Tres días después de la balacera, 500 militares llegaron para sacar a la población, que se sentía secuestrada. Fueron los que quitaron los árboles que bloqueaban la principal entrada de Tila. Detuvieron a seis ejidatarios.
“Cuando llegó el ejército nos dijeron que desalojáramos porque podía complicarse más, nos evacuaron”, asegura Eduardo Pérez, otro maestro de 51 años, con cinco hijos.
Miguel Ángel Lugo, un trabajador del instituto electoral, también se marchó: “Quedarse acá era irresponsable, no sabíamos qué iba a pasar, había amenazas de que todos los que se quedaran iban a ser violentados”.
Muchos lo hicieron pero siguieron sin apenas salir a la calle durante semanas.
Según el sacerdote Ornelas, huyeron más de 5.000 personas. Las autoridades hablaron de 4.000 y algunas ONG subieron el número hasta casi 7.000.
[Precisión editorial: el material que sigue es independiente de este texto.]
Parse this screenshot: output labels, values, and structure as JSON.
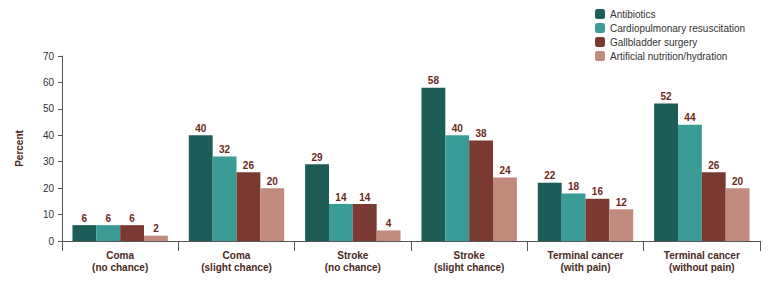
{
  "chart_data": {
    "type": "bar",
    "y_label": "Percent",
    "categories": [
      "Coma (no chance)",
      "Coma (slight chance)",
      "Stroke (no chance)",
      "Stroke (slight chance)",
      "Terminal cancer (with pain)",
      "Terminal cancer (without pain)"
    ],
    "series": [
      {
        "name": "Antibiotics",
        "color": "#1d5c57",
        "values": [
          6,
          40,
          29,
          58,
          22,
          52
        ]
      },
      {
        "name": "Cardiopulmonary resuscitation",
        "color": "#3a9b97",
        "values": [
          6,
          32,
          14,
          40,
          18,
          44
        ]
      },
      {
        "name": "Gallbladder surgery",
        "color": "#7b3a31",
        "values": [
          6,
          26,
          14,
          38,
          16,
          26
        ]
      },
      {
        "name": "Artificial nutrition/hydration",
        "color": "#c08a7d",
        "values": [
          2,
          20,
          4,
          24,
          12,
          20
        ]
      }
    ],
    "ylim": [
      0,
      70
    ],
    "yticks": [
      0,
      10,
      20,
      30,
      40,
      50,
      60,
      70
    ],
    "grid": false,
    "legend": "upper right",
    "data_labels": true
  }
}
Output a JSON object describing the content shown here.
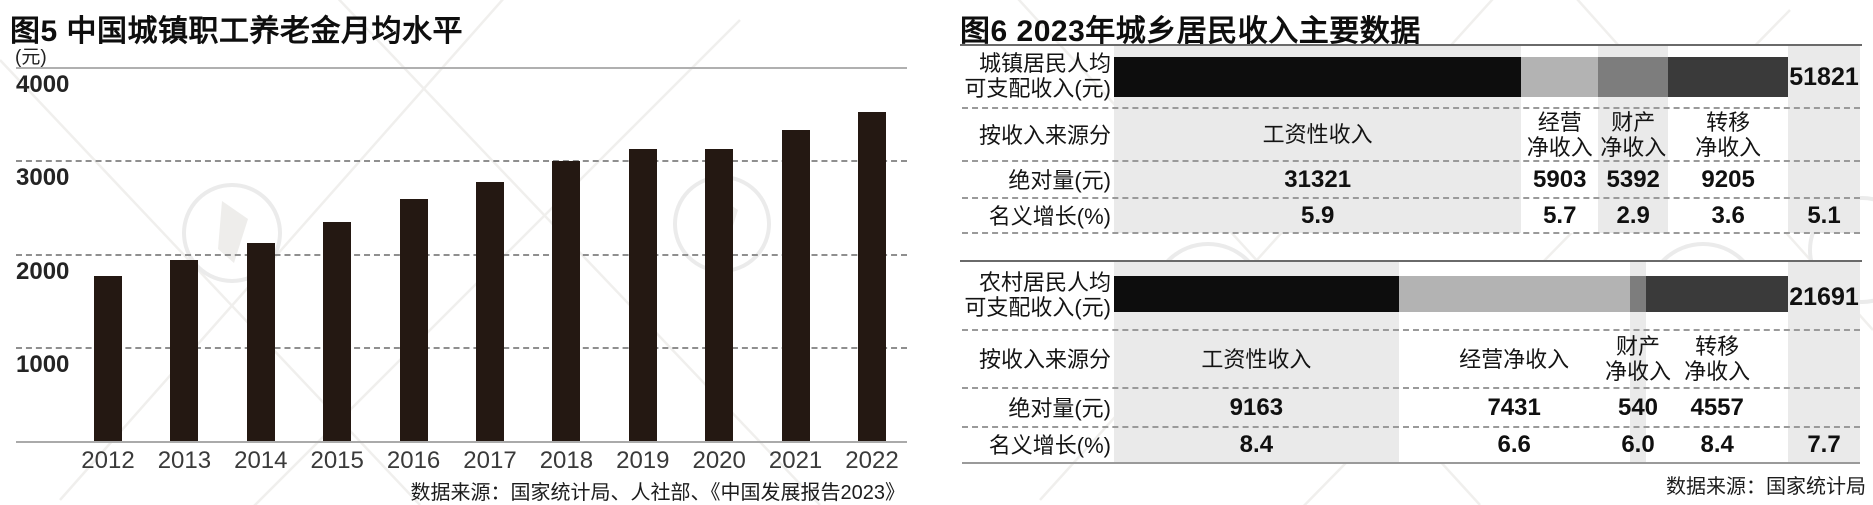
{
  "chart_data": [
    {
      "id": "fig5",
      "type": "bar",
      "title": "图5 中国城镇职工养老金月均水平",
      "unit_label": "(元)",
      "categories": [
        "2012",
        "2013",
        "2014",
        "2015",
        "2016",
        "2017",
        "2018",
        "2019",
        "2020",
        "2021",
        "2022"
      ],
      "values": [
        1770,
        1940,
        2120,
        2350,
        2590,
        2780,
        3000,
        3130,
        3130,
        3330,
        3530
      ],
      "ylim": [
        0,
        4000
      ],
      "yticks": [
        4000,
        3000,
        2000,
        1000
      ],
      "grid": "horizontal dashed, top 4000 line solid",
      "legend": "none",
      "bar_color": "#241812",
      "source": "数据来源：国家统计局、人社部、《中国发展报告2023》"
    },
    {
      "id": "fig6",
      "type": "table",
      "title": "图6 2023年城乡居民收入主要数据",
      "source": "数据来源：国家统计局",
      "blocks": [
        {
          "id": "urban",
          "label_lines": [
            "城镇居民人均",
            "可支配收入(元)"
          ],
          "row_labels": {
            "by_source": "按收入来源分",
            "absolute": "绝对量(元)",
            "nominal_growth": "名义增长(%)"
          },
          "total_value": "51821",
          "total_growth": "5.1",
          "columns": [
            {
              "header_lines": [
                "工资性收入"
              ],
              "absolute": "31321",
              "growth": "5.9",
              "segment_color": "#0d0d0d",
              "band_color": "#eaeaea"
            },
            {
              "header_lines": [
                "经营",
                "净收入"
              ],
              "absolute": "5903",
              "growth": "5.7",
              "segment_color": "#b3b3b3",
              "band_color": "#ffffff"
            },
            {
              "header_lines": [
                "财产",
                "净收入"
              ],
              "absolute": "5392",
              "growth": "2.9",
              "segment_color": "#7d7d7d",
              "band_color": "#eaeaea"
            },
            {
              "header_lines": [
                "转移",
                "净收入"
              ],
              "absolute": "9205",
              "growth": "3.6",
              "segment_color": "#3a3a3a",
              "band_color": "#ffffff"
            }
          ]
        },
        {
          "id": "rural",
          "label_lines": [
            "农村居民人均",
            "可支配收入(元)"
          ],
          "row_labels": {
            "by_source": "按收入来源分",
            "absolute": "绝对量(元)",
            "nominal_growth": "名义增长(%)"
          },
          "total_value": "21691",
          "total_growth": "7.7",
          "columns": [
            {
              "header_lines": [
                "工资性收入"
              ],
              "absolute": "9163",
              "growth": "8.4",
              "segment_color": "#0d0d0d",
              "band_color": "#eaeaea"
            },
            {
              "header_lines": [
                "经营净收入"
              ],
              "absolute": "7431",
              "growth": "6.6",
              "segment_color": "#b3b3b3",
              "band_color": "#ffffff"
            },
            {
              "header_lines": [
                "财产",
                "净收入"
              ],
              "absolute": "540",
              "growth": "6.0",
              "segment_color": "#7d7d7d",
              "band_color": "#eaeaea"
            },
            {
              "header_lines": [
                "转移",
                "净收入"
              ],
              "absolute": "4557",
              "growth": "8.4",
              "segment_color": "#3a3a3a",
              "band_color": "#ffffff"
            }
          ]
        }
      ]
    }
  ]
}
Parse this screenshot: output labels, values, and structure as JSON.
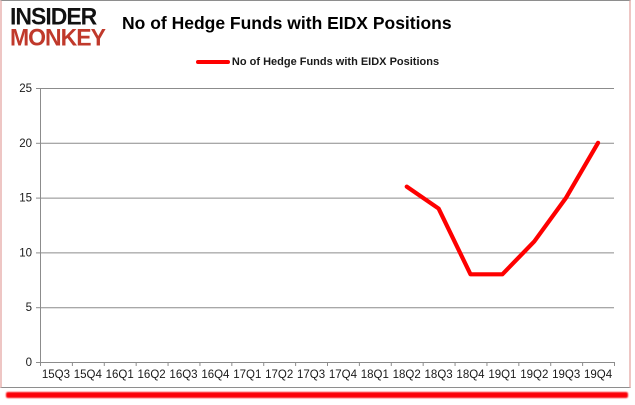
{
  "logo": {
    "line1": "INSIDER",
    "line2": "MONKEY",
    "color_line1": "#111111",
    "color_line2": "#c0392b"
  },
  "header": {
    "title": "No of Hedge Funds with EIDX Positions"
  },
  "legend": {
    "label": "No of Hedge Funds with EIDX Positions",
    "swatch_color": "#fe0000"
  },
  "chart_data": {
    "type": "line",
    "title": "No of Hedge Funds with EIDX Positions",
    "categories": [
      "15Q3",
      "15Q4",
      "16Q1",
      "16Q2",
      "16Q3",
      "16Q4",
      "17Q1",
      "17Q2",
      "17Q3",
      "17Q4",
      "18Q1",
      "18Q2",
      "18Q3",
      "18Q4",
      "19Q1",
      "19Q2",
      "19Q3",
      "19Q4"
    ],
    "series": [
      {
        "name": "No of Hedge Funds with EIDX Positions",
        "color": "#fe0000",
        "values": [
          null,
          null,
          null,
          null,
          null,
          null,
          null,
          null,
          null,
          null,
          null,
          16,
          14,
          8,
          8,
          11,
          15,
          20
        ]
      }
    ],
    "xlabel": "",
    "ylabel": "",
    "ylim": [
      0,
      25
    ],
    "yticks": [
      0,
      5,
      10,
      15,
      20,
      25
    ],
    "grid": true,
    "legend_position": "top",
    "gridline_color": "#8c8c8c",
    "axis_color": "#8c8c8c",
    "tick_label_color": "#1a1a1a"
  }
}
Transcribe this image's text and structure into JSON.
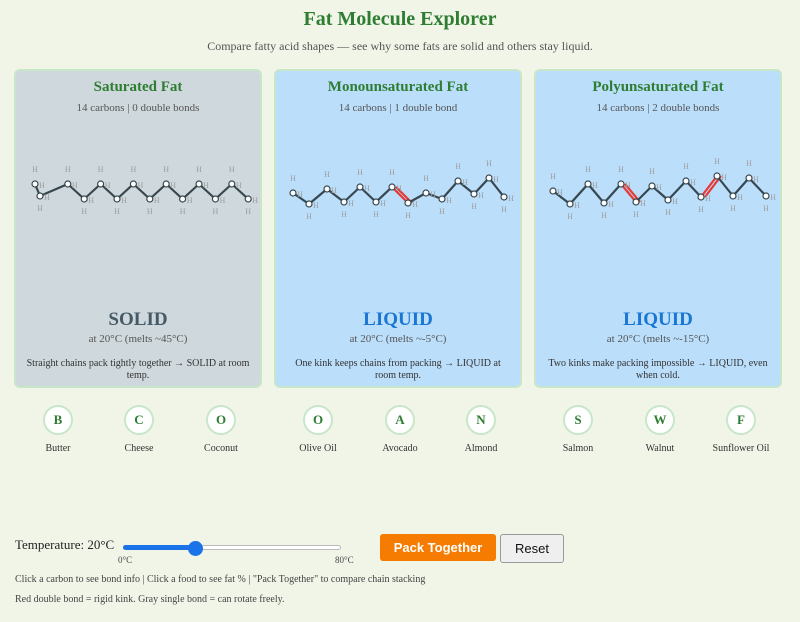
{
  "header": {
    "title": "Fat Molecule Explorer",
    "subtitle": "Compare fatty acid shapes — see why some fats are solid and others stay liquid."
  },
  "panels": [
    {
      "title": "Saturated Fat",
      "subtitle": "14 carbons | 0 double bonds",
      "state": "SOLID",
      "melt": "at 20°C  (melts ~45°C)",
      "description": "Straight chains pack tightly together → SOLID at room temp.",
      "double_bonds": 0
    },
    {
      "title": "Monounsaturated Fat",
      "subtitle": "14 carbons | 1 double bond",
      "state": "LIQUID",
      "melt": "at 20°C  (melts ~-5°C)",
      "description": "One kink keeps chains from packing → LIQUID at room temp.",
      "double_bonds": 1
    },
    {
      "title": "Polyunsaturated Fat",
      "subtitle": "14 carbons | 2 double bonds",
      "state": "LIQUID",
      "melt": "at 20°C  (melts ~-15°C)",
      "description": "Two kinks make packing impossible → LIQUID, even when cold.",
      "double_bonds": 2
    }
  ],
  "atom_label": "H",
  "foods": [
    {
      "letter": "B",
      "name": "Butter"
    },
    {
      "letter": "C",
      "name": "Cheese"
    },
    {
      "letter": "O",
      "name": "Coconut"
    },
    {
      "letter": "O",
      "name": "Olive Oil"
    },
    {
      "letter": "A",
      "name": "Avocado"
    },
    {
      "letter": "N",
      "name": "Almond"
    },
    {
      "letter": "S",
      "name": "Salmon"
    },
    {
      "letter": "W",
      "name": "Walnut"
    },
    {
      "letter": "F",
      "name": "Sunflower Oil"
    }
  ],
  "controls": {
    "temperature_label": "Temperature: 20°C",
    "temperature_value": 20,
    "temperature_min": 0,
    "temperature_max": 80,
    "tick_min": "0°C",
    "tick_max": "80°C",
    "pack_label": "Pack Together",
    "reset_label": "Reset"
  },
  "help": {
    "line1": "Click a carbon to see bond info | Click a food to see fat % | \"Pack Together\" to compare chain stacking",
    "line2": "Red double bond = rigid kink. Gray single bond = can rotate freely."
  },
  "colors": {
    "title_green": "#2e7d32",
    "double_bond_red": "#e53935",
    "bond_gray": "#37474f",
    "pack_orange": "#f57c00",
    "slider_blue": "#1a73e8"
  }
}
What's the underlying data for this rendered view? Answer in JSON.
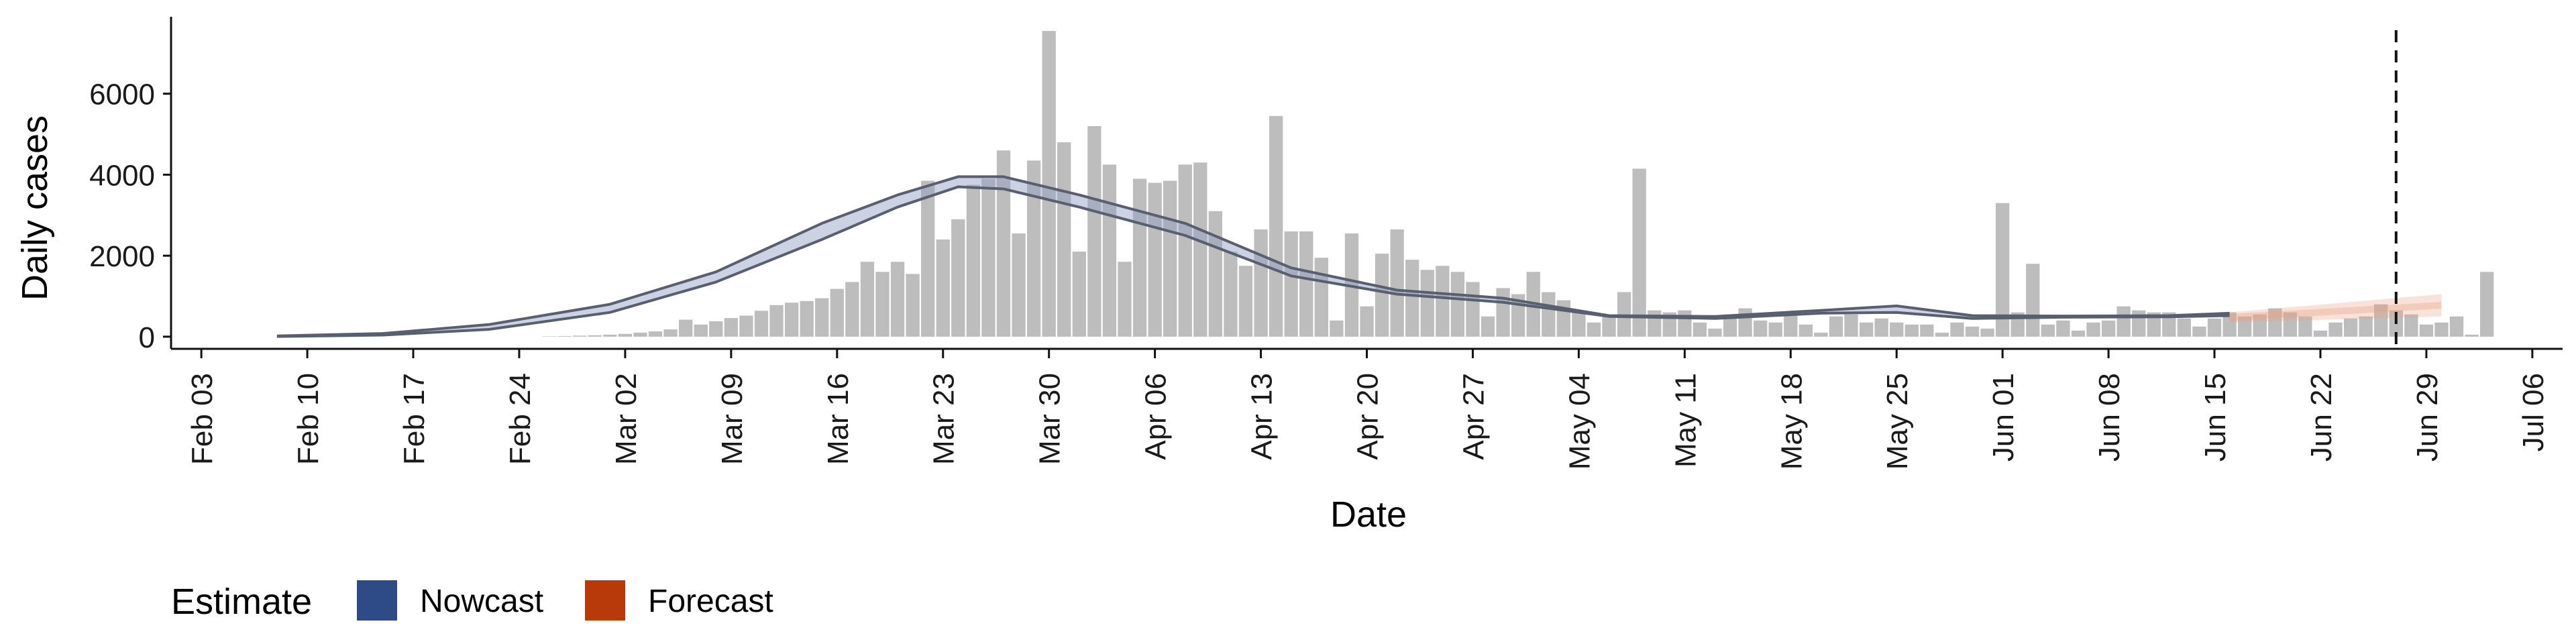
{
  "chart_data": {
    "type": "bar",
    "ylabel": "Daily cases",
    "xlabel": "Date",
    "ylim": [
      -300,
      7900
    ],
    "grid": false,
    "legend": {
      "title": "Estimate",
      "placement": "bottom-left",
      "items": [
        {
          "name": "Nowcast",
          "color": "#2f4b87"
        },
        {
          "name": "Forecast",
          "color": "#b83a0b"
        }
      ]
    },
    "y_ticks": [
      0,
      2000,
      4000,
      6000
    ],
    "y_tick_labels": [
      "0",
      "2000",
      "4000",
      "6000"
    ],
    "x_ticks": [
      "2020-02-03",
      "2020-02-10",
      "2020-02-17",
      "2020-02-24",
      "2020-03-02",
      "2020-03-09",
      "2020-03-16",
      "2020-03-23",
      "2020-03-30",
      "2020-04-06",
      "2020-04-13",
      "2020-04-20",
      "2020-04-27",
      "2020-05-04",
      "2020-05-11",
      "2020-05-18",
      "2020-05-25",
      "2020-06-01",
      "2020-06-08",
      "2020-06-15",
      "2020-06-22",
      "2020-06-29",
      "2020-07-06"
    ],
    "x_tick_labels": [
      "Feb 03",
      "Feb 10",
      "Feb 17",
      "Feb 24",
      "Mar 02",
      "Mar 09",
      "Mar 16",
      "Mar 23",
      "Mar 30",
      "Apr 06",
      "Apr 13",
      "Apr 20",
      "Apr 27",
      "May 04",
      "May 11",
      "May 18",
      "May 25",
      "Jun 01",
      "Jun 08",
      "Jun 15",
      "Jun 22",
      "Jun 29",
      "Jul 06"
    ],
    "xlim": [
      "2020-02-01",
      "2020-07-08"
    ],
    "bars_start_date": "2020-02-26",
    "bar_values": [
      10,
      15,
      25,
      35,
      50,
      70,
      100,
      130,
      180,
      420,
      300,
      380,
      460,
      520,
      640,
      780,
      840,
      880,
      950,
      1180,
      1350,
      1850,
      1600,
      1850,
      1550,
      3850,
      2400,
      2900,
      3750,
      3900,
      4600,
      2550,
      4350,
      7550,
      4800,
      2100,
      5200,
      4250,
      1850,
      3900,
      3800,
      3850,
      4250,
      4300,
      3100,
      2100,
      1750,
      2650,
      5450,
      2600,
      2600,
      1950,
      400,
      2550,
      750,
      2050,
      2650,
      1900,
      1650,
      1750,
      1600,
      1350,
      500,
      1200,
      1050,
      1600,
      1100,
      900,
      650,
      350,
      550,
      1100,
      4150,
      650,
      600,
      650,
      350,
      200,
      550,
      700,
      400,
      350,
      600,
      300,
      100,
      500,
      550,
      350,
      450,
      350,
      300,
      300,
      100,
      350,
      250,
      200,
      3300,
      600,
      1800,
      300,
      400,
      150,
      350,
      400,
      750,
      650,
      600,
      600,
      450,
      250,
      450,
      600,
      500,
      550,
      700,
      600,
      500,
      150,
      350,
      450,
      500,
      800,
      650,
      550,
      300,
      350,
      500,
      50,
      1600
    ],
    "bar_color": "#bdbdbd",
    "nowcast_lines": [
      {
        "name": "",
        "points": [
          [
            "2020-02-08",
            5
          ],
          [
            "2020-02-15",
            40
          ],
          [
            "2020-02-22",
            180
          ],
          [
            "2020-03-01",
            600
          ],
          [
            "2020-03-08",
            1350
          ],
          [
            "2020-03-15",
            2400
          ],
          [
            "2020-03-20",
            3200
          ],
          [
            "2020-03-24",
            3700
          ],
          [
            "2020-03-27",
            3650
          ],
          [
            "2020-04-01",
            3200
          ],
          [
            "2020-04-08",
            2500
          ],
          [
            "2020-04-15",
            1500
          ],
          [
            "2020-04-22",
            1050
          ],
          [
            "2020-04-29",
            850
          ],
          [
            "2020-05-06",
            500
          ],
          [
            "2020-05-13",
            450
          ],
          [
            "2020-05-20",
            580
          ],
          [
            "2020-05-25",
            600
          ],
          [
            "2020-05-30",
            450
          ],
          [
            "2020-06-05",
            480
          ],
          [
            "2020-06-12",
            490
          ],
          [
            "2020-06-16",
            520
          ]
        ]
      },
      {
        "name": "",
        "points": [
          [
            "2020-02-08",
            20
          ],
          [
            "2020-02-15",
            80
          ],
          [
            "2020-02-22",
            300
          ],
          [
            "2020-03-01",
            800
          ],
          [
            "2020-03-08",
            1600
          ],
          [
            "2020-03-15",
            2800
          ],
          [
            "2020-03-20",
            3500
          ],
          [
            "2020-03-24",
            3950
          ],
          [
            "2020-03-27",
            3950
          ],
          [
            "2020-04-01",
            3500
          ],
          [
            "2020-04-08",
            2800
          ],
          [
            "2020-04-15",
            1700
          ],
          [
            "2020-04-22",
            1150
          ],
          [
            "2020-04-29",
            950
          ],
          [
            "2020-05-06",
            520
          ],
          [
            "2020-05-13",
            500
          ],
          [
            "2020-05-20",
            650
          ],
          [
            "2020-05-25",
            760
          ],
          [
            "2020-05-30",
            520
          ],
          [
            "2020-06-05",
            510
          ],
          [
            "2020-06-12",
            520
          ],
          [
            "2020-06-16",
            580
          ]
        ]
      }
    ],
    "nowcast_band_color": "#8d9cc4",
    "forecast_band": {
      "start": "2020-06-16",
      "end": "2020-06-30",
      "lower": [
        350,
        500
      ],
      "upper": [
        600,
        1050
      ]
    },
    "forecast_band_color": "#e9a080",
    "reference_date": "2020-06-27"
  }
}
Las autoridades intentan que los desplazados regresen a sus casas y la Iglesia Católica media en el diálogo pero la mayoría se niega y pide una base permanente del ejército, algo a lo que los ejidatarios se oponen.
“Queremos que nos den garantías de seguridad”, decía Dora María Hernández, una ingeniera de 40 años, refugiada con su familia en la localidad cercana de Yajalón. “La niña pequeña está traumada, dice que ve en sueños gente armada’”.
“Yo no tengo dónde regresar”, asegura un vendedor de ropa y mecánico de motos que huyó con 14 familiares después de que su casa quedara totalmente calcinada. El hombre corpulento de 61 años pidió no se publicara su nombre por miedo.
Al ser preguntado directamente sobre si pertenecía al grupo Karma, respondió que él se llevaba bien con todo el mundo y agregó una frase perturbadora. “Si hubieran llegado los narcos no hubiera pasado esto, hubieran defendido el pueblo”.